Heroes of Sukhbaatar Square

Mongolian history is very interesting; all the more because most of us have only heard a one-sided view of their history. For example, Europe teaches that Mongols were raiding savages from the East that raped and plundered the poor European serfs.   The Chinese tell of the building of  the Great Wall to keep out the Mongol barbarians from despoiling the cities of the great civilization of the Middle Kingdom.  However, as in all things, there are two sides to the stories and people are usually more complicated than the one-dimensional labels that we give them.

The centre of Ulaanbaatar is where one will find Sukhbaatar Square; a focal point for the people to gather and a place to give tribute to the heroes of Mongolian history.

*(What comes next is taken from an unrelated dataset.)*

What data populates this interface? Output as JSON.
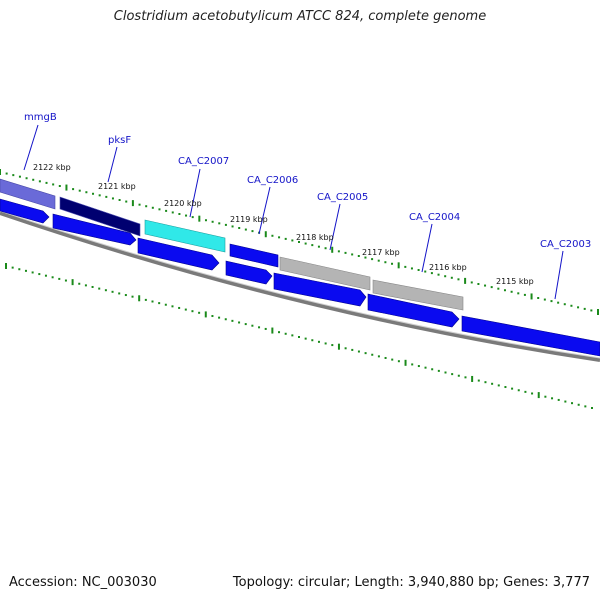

Downtown Ulaanbaatar and Sukhbaatar Square From My Hotel Room
Government House from across Sukhbaatar Square

At the northern end of Sukhbaatar Square is the impressively modern Government House (the Mongolian Parliament) where a statue of Chinggis Khaan holds court, flanked by statues of two of his famous light horse-archers.

Chinggis Khaan Oversees the Square

The world often remembers Ghengis Khan as a vicious and merciless leader of an army of nomadic warriors bent on destroying civilization.  The Mongolians know him as Chinggis Khaan or Qagan who united their warring tribes, put an end to their internecine fights, brought them to greatness and forged an empire stretching from northern China to the gates of Europe by the early 13th century.  His military achievements were truly amazing. Considering that he led a nation of less than one million people and mustered an army of just 100,000, he subdued many larger armies and several hundred million people.

However, it may be less well known that the Mongolians consider him the Great Law-Giver.  He outlawed the kidnapping of brides and the stealing of livestock which was a common cause of inter-tribal fighting.  At the same time he declared religious freedom since religious differences were another source of conflict.  He standardised the taxing of goods throughout the empire, eliminating multiple taxes, thereby creating the world’s first international free trade zone.  He also set up an international chain of post offices which also doubled as hostels for traveling merchant.   He was also the first leader to assure the protection of ambassadors saying that they were messengers of peace, thereby establishing the concept of diplomatic immunity and international law.  Until then, ambassadors were often sacrificial lambs that were held as hostages and often executed.

The Rapid Light Calvary Archer that Shook the World

The Mongols success on the battle field  was not only due to great leaders but the Mongol light horseman with his unique bow design made him the high tech weapon of his time.  Their enemies could not counter their effectiveness.

Sukhbaatar - Hero of the 1921 Revolution

After many centuries under Chinese control, the Mongols once again became independent in 1911 under the rule of their national Buddhist leader, the Bogd Khan.  However, their independence was assured primarily because Russia and China faced off against each other.  The Chinese took advantage of the 1917 Communist Revolution which put Russia in turmoil to invade and cruelly subjugate the Mongolians.  The hero of the day was Damdin Sukhbaatar who smuggled out a letter from the Bogd Khan asking Bolshevik Russians for help.  It was hidden in his hollowed out horsewhip.  He returned at the head of the Mongolian Army with Bolshevik Russian allies to liberate Mongolia in July 1921.

Mongolia's Future Heroes

Mongolia then went through a very rough period during the Stalinist purges in which many tens of thousands were killed, especially Buddhist monks.  However, the Soviet Union did give substantial financial support to their communist satellite state.  When the Soviet Union began to disintegrate, the Mongolian people turned to democracy following protests in 1990-1991 .  Without Soviet support,the country’s economic situation took a frightening free-fall and many people could not even afford basic necessities.

Today, Mongolia is on the verge of a new economic boom fueled by coal and copper mining.  The financial situation for many will greatly improve.  However, many fear that with this wealth comes the specters of corruption and environmental damage.  Mongolia’s leaders today and the children of their future has a chance to be the new heroes of the nation.